Les autres producteurs du monde étant probablement confrontés à des perturbations et à des difficultés pour commercialiser des préservatifs en raison de problèmes de transport, l'approvisionnement en contraceptifs sera durement touché, a averti le PDG de Karex, Goh Miah Kiat.

"Le monde connaîtra certainement une pénurie de préservatifs", a déclaré Goh à l'AFP.

«C'est difficile, mais nous faisons de notre mieux en ce moment pour faire tout ce que nous pouvons.
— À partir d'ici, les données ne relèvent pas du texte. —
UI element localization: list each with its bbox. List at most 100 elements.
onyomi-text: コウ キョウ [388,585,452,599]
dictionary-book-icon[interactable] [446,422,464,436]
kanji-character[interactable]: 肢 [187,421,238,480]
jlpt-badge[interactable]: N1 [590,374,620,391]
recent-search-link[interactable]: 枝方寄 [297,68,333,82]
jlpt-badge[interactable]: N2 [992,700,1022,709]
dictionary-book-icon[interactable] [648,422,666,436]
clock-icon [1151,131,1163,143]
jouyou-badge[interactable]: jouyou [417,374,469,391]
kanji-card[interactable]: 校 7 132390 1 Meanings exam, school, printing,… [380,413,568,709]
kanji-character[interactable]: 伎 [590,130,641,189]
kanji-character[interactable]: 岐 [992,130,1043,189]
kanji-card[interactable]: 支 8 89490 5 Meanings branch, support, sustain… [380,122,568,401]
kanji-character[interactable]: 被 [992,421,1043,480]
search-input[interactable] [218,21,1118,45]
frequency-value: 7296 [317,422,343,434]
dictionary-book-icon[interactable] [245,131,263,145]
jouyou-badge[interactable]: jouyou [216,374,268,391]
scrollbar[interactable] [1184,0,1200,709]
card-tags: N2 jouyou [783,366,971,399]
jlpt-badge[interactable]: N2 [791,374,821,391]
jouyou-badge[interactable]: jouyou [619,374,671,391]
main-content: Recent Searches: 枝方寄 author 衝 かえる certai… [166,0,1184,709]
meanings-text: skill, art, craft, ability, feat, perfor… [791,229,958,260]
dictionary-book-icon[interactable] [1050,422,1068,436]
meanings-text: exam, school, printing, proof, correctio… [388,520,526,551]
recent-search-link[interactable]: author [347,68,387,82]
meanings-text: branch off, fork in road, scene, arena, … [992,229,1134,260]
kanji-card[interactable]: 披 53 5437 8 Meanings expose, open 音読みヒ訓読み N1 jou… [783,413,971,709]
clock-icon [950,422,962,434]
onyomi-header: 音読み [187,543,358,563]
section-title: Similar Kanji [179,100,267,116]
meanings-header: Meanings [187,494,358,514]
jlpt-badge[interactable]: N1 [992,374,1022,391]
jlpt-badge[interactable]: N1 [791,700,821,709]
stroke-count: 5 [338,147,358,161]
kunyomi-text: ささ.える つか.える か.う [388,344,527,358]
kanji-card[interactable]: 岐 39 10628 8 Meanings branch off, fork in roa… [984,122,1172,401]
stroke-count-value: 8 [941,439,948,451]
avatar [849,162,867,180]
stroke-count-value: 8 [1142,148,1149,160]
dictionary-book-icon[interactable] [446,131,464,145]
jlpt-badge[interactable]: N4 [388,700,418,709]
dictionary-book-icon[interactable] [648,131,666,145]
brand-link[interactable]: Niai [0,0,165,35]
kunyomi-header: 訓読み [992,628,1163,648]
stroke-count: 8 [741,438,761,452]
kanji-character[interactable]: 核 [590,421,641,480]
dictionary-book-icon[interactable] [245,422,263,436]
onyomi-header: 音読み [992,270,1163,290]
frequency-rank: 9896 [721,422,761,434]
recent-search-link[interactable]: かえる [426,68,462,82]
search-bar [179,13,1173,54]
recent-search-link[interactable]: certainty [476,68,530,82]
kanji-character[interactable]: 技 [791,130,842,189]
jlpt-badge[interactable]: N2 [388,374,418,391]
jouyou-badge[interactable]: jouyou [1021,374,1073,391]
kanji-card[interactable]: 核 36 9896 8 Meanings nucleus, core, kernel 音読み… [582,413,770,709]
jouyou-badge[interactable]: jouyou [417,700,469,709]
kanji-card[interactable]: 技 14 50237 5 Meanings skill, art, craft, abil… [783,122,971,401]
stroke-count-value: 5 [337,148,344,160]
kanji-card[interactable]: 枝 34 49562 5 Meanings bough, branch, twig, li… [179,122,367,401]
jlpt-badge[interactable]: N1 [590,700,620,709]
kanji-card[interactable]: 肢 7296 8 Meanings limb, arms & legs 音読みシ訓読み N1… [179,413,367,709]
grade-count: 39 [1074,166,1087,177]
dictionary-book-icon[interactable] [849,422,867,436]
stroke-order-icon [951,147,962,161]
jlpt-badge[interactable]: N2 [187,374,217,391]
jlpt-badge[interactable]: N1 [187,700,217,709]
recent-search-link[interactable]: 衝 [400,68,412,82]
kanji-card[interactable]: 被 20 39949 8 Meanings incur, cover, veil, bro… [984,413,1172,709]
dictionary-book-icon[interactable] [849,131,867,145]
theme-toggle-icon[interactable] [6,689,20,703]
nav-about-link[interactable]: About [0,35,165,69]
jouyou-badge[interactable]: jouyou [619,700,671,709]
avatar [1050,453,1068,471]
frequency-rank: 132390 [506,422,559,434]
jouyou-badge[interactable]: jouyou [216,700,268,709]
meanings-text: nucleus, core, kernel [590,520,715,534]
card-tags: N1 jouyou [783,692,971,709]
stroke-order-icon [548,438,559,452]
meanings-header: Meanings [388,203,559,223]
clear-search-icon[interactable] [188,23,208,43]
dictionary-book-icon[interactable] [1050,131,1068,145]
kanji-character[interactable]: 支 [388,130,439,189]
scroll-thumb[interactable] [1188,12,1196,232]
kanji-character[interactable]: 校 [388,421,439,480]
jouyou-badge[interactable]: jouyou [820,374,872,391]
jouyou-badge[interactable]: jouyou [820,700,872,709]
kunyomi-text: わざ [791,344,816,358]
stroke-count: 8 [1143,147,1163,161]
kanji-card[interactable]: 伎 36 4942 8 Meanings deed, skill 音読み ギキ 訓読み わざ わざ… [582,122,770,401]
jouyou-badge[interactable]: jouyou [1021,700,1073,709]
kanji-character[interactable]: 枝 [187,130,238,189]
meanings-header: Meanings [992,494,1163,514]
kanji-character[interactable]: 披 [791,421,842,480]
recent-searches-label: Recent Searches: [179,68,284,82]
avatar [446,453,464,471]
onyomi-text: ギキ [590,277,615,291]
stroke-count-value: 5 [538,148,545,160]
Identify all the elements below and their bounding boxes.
C'est certainement une préoccupation majeure - le préservatif est un dispositif médical essentiel.

"Alors que nous luttons contre la pandémie de COVID-19, il y a aussi d'autres problèmes graves que nous devons examiner", a-t-il dit, ajoutant qu'il était particulièrement préoccupé par la fourniture de préservatifs aux pays en développement.

L'ONU sonne l'alarme

Karex, qui fournit des préservatifs à de nombreuses entreprises ainsi qu'aux gouvernements et aux fins de distribution par le biais de programmes d'aide, a dû fermer ses trois usines malaisiennes pour une période au début de la fermeture du pays, qui doit durer jusqu'au 14 avril.
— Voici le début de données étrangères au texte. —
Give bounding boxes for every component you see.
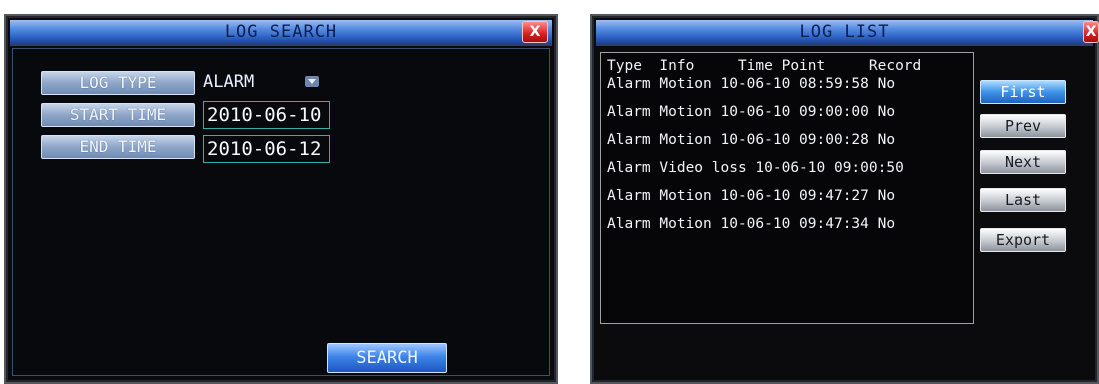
start-time-field[interactable]: 2010-06-10	[203, 101, 330, 129]
log-list-header: Type Info Time Point Record	[607, 58, 922, 74]
end-time-field[interactable]: 2010-06-12	[203, 135, 330, 163]
export-button[interactable]: Export	[980, 228, 1066, 252]
next-button[interactable]: Next	[980, 150, 1066, 174]
table-row[interactable]: Alarm Motion 10-06-10 09:47:34 No	[607, 215, 895, 233]
log-list-window: LOG LIST X Type Info Time Point Record A…	[590, 14, 1099, 384]
log-list-title: LOG LIST	[799, 22, 890, 42]
chevron-down-icon[interactable]	[305, 76, 319, 87]
log-list-table: Type Info Time Point Record Alarm Motion…	[600, 52, 974, 324]
table-row[interactable]: Alarm Motion 10-06-10 09:00:28 No	[607, 131, 895, 149]
log-search-titlebar: LOG SEARCH X	[10, 20, 552, 46]
log-search-title: LOG SEARCH	[224, 22, 338, 42]
close-icon[interactable]: X	[522, 21, 548, 43]
close-icon[interactable]: X	[1083, 21, 1099, 43]
table-row[interactable]: Alarm Motion 10-06-10 09:00:00 No	[607, 103, 895, 121]
log-list-titlebar: LOG LIST X	[596, 20, 1099, 46]
start-time-label: START TIME	[41, 103, 195, 127]
search-button[interactable]: SEARCH	[327, 343, 447, 373]
first-button[interactable]: First	[980, 80, 1066, 104]
end-time-label: END TIME	[41, 135, 195, 159]
table-row[interactable]: Alarm Motion 10-06-10 09:47:27 No	[607, 187, 895, 205]
log-type-label: LOG TYPE	[41, 71, 195, 95]
log-search-window: LOG SEARCH X LOG TYPE ALARM START TIME 2…	[4, 14, 558, 384]
log-type-value: ALARM	[203, 72, 255, 92]
prev-button[interactable]: Prev	[980, 114, 1066, 138]
log-type-select[interactable]: ALARM	[203, 71, 323, 93]
last-button[interactable]: Last	[980, 188, 1066, 212]
table-row[interactable]: Alarm Motion 10-06-10 08:59:58 No	[607, 75, 895, 93]
table-row[interactable]: Alarm Video loss 10-06-10 09:00:50	[607, 159, 904, 177]
log-search-panel: LOG TYPE ALARM START TIME 2010-06-10 END…	[12, 48, 550, 376]
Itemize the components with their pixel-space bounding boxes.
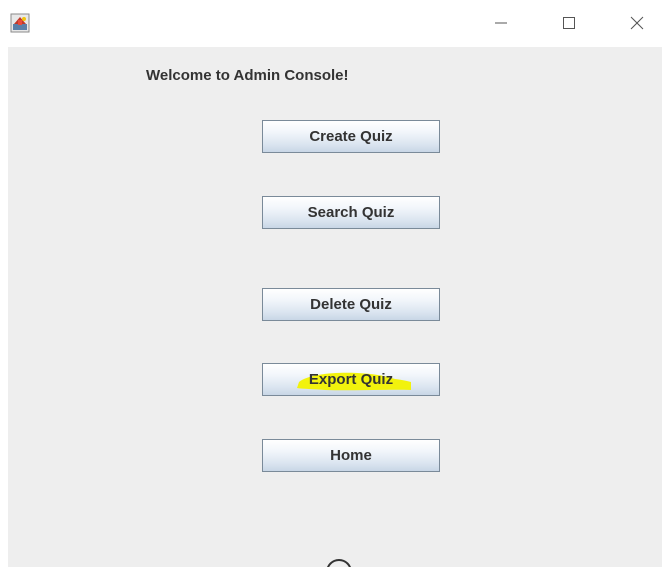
home-label: Home (330, 447, 372, 464)
title-bar (0, 0, 662, 46)
welcome-label: Welcome to Admin Console! (146, 67, 349, 84)
minimize-button[interactable] (478, 8, 524, 38)
search-quiz-button[interactable]: Search Quiz (262, 196, 440, 229)
maximize-icon (563, 17, 575, 29)
export-quiz-button[interactable]: Export Quiz (262, 363, 440, 396)
delete-quiz-label: Delete Quiz (310, 296, 392, 313)
content-panel: Welcome to Admin Console! Create Quiz Se… (8, 47, 662, 567)
home-button[interactable]: Home (262, 439, 440, 472)
maximize-button[interactable] (546, 8, 592, 38)
admin-console-window: Welcome to Admin Console! Create Quiz Se… (0, 0, 662, 567)
close-icon (630, 16, 644, 30)
minimize-icon (495, 22, 507, 24)
export-quiz-label: Export Quiz (308, 371, 394, 388)
search-quiz-label: Search Quiz (307, 204, 395, 221)
delete-quiz-button[interactable]: Delete Quiz (262, 288, 440, 321)
create-quiz-button[interactable]: Create Quiz (262, 120, 440, 153)
java-app-icon[interactable] (10, 13, 30, 33)
close-button[interactable] (614, 8, 660, 38)
partial-circle-element (326, 559, 352, 567)
create-quiz-label: Create Quiz (309, 128, 393, 145)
La société a depuis été autorisée à reprendre ses activités, mais avec seulement 50% de sa main-d'œuvre habituelle, et Goh souhaite obtenir la permission d'augmenter sa production.
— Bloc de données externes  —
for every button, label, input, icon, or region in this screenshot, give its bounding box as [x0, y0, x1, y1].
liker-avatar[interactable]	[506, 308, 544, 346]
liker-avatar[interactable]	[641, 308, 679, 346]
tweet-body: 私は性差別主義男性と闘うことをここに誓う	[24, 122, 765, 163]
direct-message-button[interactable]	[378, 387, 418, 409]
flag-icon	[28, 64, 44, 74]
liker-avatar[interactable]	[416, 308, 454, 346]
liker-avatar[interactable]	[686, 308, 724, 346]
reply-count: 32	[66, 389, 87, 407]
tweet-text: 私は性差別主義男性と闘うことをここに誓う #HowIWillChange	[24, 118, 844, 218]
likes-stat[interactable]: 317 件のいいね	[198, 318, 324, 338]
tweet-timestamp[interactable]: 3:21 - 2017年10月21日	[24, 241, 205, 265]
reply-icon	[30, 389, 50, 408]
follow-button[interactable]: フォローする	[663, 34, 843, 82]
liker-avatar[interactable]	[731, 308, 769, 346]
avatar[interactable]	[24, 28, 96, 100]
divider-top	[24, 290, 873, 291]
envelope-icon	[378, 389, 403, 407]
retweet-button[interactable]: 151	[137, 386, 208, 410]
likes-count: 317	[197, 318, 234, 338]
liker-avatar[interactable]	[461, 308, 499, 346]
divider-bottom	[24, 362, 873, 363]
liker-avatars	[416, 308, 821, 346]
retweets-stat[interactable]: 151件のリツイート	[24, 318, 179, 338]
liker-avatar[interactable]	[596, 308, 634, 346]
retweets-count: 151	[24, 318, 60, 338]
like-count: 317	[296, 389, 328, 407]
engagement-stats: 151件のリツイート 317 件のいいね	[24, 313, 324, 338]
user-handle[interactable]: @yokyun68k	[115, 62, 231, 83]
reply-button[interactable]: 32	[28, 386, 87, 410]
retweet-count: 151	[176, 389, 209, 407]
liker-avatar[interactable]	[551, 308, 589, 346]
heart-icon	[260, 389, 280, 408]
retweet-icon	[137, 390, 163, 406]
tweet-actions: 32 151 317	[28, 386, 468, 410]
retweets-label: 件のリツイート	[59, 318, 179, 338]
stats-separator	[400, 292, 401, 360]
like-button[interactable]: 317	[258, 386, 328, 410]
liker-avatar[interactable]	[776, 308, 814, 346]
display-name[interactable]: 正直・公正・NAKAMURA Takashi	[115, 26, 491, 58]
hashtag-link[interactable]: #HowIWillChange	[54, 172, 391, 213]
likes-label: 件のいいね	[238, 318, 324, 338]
L'ONU tire également la sonnette d'alarme, son agence de santé sexuelle et reproductive avertissant qu'elle ne peut actuellement obtenir qu'environ 50 à 60 pour cent de ses fournitures de préservatifs habituelles en raison de perturbations liées au virus.

"La fermeture des frontières et d'autres mesures restrictives affectent les transports et la production dans un certain nombre de pays et de régions", a déclaré un porte-parole du Fonds des Nations Unies pour la population, ajoutant qu'ils prenaient des mesures telles que l'ajout de fournisseurs supplémentaires pour répondre aux besoins urgents.

L'agence, qui travaille avec les gouvernements du monde entier pour soutenir la planification familiale, a déclaré que l'une des principales préoccupations était de pouvoir expédier les préservatifs là où ils étaient nécessaires assez rapidement - et a averti que les plus pauvres et les plus vulnérables seraient les plus durement touchés si les stocks étaient faibles.

"Une pénurie de préservatifs ou de tout autre contraceptif pourrait entraîner une augmentation des grossesses non désirées, avec des conséquences sanitaires et sociales potentiellement dévastatrices pour les adolescentes, les femmes et leurs partenaires et familles", a déclaré le porte-parole.

Il pourrait également y avoir une augmentation des avortements à risque et un risque accru d'infections sexuellement transmissibles et du VIH, a indiqué l'agence.

Même si les fermetures d'usines et les fermetures de frontières plongent l'industrie du préservatif dans le chaos, la demande semble augmenter.

Goh a déclaré que Karex avait vu la demande augmenter pendant que les gens du monde entier sont confinés chez eux, et que les médias indiens ont rapporté que les ventes de préservatifs avaient bondi de 25 à 35% au cours de la semaine après que le pays de 1,3 milliard de personnes a annoncé un verrouillage.

La Chine à la rescousse?

Malgré les avertissements concernant une pénurie potentielle, des signes positifs émanent des fabricants de préservatifs en Chine, où le virus est apparu pour la première fois l'année dernière mais qui a largement réussi à maîtriser son épidémie.

Les principaux producteurs ont repris leurs activités alors que les autorités assouplissaient les restrictions sévères pour arrêter le virus, qui a fait plus de 80 000 victimes dans le monde.

Les principaux producteurs ont repris leurs activités tandis que les autorités assouplissaient les restrictions sévères pour arrêter le virus, qui a fait plus de 80 000 victimes dans le monde.

HBM Protections, qui fabrique plus d'un milliard de préservatifs par an, a déclaré que la production était revenue à des niveaux normaux et qu'elle poursuivait ses plans précédents de tripler son nombre de lignes de fabrication d'ici la fin de l'année.

Et Shanghai Mingbang Rubber Products a déclaré qu'elle était prête à augmenter les exportations de préservatifs, qui ne représentent actuellement qu'environ 10% de sa production, en cas de déficit mondial.